Wien (SK) Sehr erfreut zeigten sich die Österreichischen Kinderfreunde über die Einigung von ÖVP und SPÖ, die Zwei-Drittel-Mehrheit im Parlament beim Beschluss von Schulgesetzen fallen zu lassen. Auf Initiative und Druck der SPÖ konnte diese Reformblockade im letzten Unterrichtsausschuss beseitigt und heute im Nationalrat beschlossen werden. "Ich halte die Aufgabe der lähmenden Zwei-Drittel-Mehrheit für ein großes Signal", so die Schulsprecherin der Österreichischen Kinderfreunde und SPÖ-Abgeordnete Beate Schasching Donnerstag gegenüber dem SPÖ-Pressedienst. "Endlich können die Empfehlungen der Zukunftskommission umgesetzt und Reformen für ein modernes und kindgerechtes Schulsystem in Angriff genommen werden!" ****

Die Österreichischen Kinderfreunde fordern seit Jahren eine Schule, die Chancengleichheit ermöglicht und den Lern- und Lebensbedürfnissen der Kinder und Eltern angepasst ist.
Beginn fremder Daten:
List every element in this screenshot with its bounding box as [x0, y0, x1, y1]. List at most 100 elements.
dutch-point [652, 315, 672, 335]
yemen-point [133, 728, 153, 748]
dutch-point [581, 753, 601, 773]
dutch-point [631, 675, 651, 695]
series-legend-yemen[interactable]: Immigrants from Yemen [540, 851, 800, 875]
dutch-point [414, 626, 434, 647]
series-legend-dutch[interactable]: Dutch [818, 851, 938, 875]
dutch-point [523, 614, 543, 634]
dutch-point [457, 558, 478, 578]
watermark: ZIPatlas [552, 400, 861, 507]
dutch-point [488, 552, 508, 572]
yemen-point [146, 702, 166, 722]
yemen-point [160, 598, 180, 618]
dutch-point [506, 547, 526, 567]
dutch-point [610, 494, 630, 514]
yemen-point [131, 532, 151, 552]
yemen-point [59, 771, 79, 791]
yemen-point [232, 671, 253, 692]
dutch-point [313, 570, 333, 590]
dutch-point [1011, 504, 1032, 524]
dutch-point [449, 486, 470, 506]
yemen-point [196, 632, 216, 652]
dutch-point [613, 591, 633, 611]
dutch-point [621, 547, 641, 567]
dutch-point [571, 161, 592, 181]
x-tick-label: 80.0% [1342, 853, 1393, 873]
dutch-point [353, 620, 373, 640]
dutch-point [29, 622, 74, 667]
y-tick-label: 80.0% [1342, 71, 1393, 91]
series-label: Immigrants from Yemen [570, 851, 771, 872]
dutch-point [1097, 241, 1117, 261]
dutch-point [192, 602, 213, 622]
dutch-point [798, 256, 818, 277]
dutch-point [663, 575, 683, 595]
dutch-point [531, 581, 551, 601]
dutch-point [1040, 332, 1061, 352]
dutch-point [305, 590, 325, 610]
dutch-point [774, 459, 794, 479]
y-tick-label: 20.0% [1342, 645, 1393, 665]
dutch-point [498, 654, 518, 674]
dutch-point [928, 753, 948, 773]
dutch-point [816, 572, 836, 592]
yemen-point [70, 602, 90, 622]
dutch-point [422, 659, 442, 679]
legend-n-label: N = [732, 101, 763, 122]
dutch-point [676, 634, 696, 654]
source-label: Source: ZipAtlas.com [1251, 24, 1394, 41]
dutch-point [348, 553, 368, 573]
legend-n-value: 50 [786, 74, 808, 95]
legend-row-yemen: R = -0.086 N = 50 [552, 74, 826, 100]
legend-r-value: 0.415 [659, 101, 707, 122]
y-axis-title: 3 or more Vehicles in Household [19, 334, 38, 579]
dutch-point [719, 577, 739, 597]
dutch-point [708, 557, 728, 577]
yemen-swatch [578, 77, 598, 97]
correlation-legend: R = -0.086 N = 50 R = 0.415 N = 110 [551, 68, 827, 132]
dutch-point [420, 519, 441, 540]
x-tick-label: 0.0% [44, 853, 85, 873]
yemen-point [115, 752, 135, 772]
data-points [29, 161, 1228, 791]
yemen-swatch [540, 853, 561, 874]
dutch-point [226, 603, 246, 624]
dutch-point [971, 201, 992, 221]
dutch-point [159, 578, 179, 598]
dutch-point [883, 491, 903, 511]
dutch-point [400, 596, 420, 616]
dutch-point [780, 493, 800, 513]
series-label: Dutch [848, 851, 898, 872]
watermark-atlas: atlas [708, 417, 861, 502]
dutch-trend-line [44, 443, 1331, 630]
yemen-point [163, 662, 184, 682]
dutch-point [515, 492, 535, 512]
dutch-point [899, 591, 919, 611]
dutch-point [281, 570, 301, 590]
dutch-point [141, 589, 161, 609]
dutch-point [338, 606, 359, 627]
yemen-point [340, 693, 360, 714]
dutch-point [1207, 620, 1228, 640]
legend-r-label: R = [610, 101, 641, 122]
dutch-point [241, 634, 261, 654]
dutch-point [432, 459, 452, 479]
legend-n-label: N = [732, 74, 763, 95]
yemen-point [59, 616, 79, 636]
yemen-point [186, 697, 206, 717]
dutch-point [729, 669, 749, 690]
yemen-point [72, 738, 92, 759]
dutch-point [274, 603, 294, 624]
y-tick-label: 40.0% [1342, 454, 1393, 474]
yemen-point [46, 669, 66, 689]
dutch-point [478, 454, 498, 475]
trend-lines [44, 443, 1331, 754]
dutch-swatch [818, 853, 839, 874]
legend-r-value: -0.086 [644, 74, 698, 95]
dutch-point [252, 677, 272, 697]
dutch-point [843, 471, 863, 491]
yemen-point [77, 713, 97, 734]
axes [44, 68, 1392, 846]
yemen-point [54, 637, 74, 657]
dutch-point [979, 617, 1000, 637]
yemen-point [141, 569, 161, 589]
Eine einheitliche bundesweite Gesetzgebung für den Kindergartenbereich, Förderung der Kinder ab dem Vorschulalter, eine gemeinsame Schule der 6- bis 15-Jährigen und vor allem das Recht der Eltern auf ganztägige schulische Betreuung sind die Eckpfeiler dieser Forderungen. Vorschläge, die auch die von Bundesministerin Gehrer eingesetzte Zukunftskommission zur Verbesserung des Schulsystems in ihrem Schlussbericht machte. Mit der Abschaffung der lähmenden 2/3-Mehrheit im Parlament sind alle diese Reformen endlich machbar, erklärte Schasching.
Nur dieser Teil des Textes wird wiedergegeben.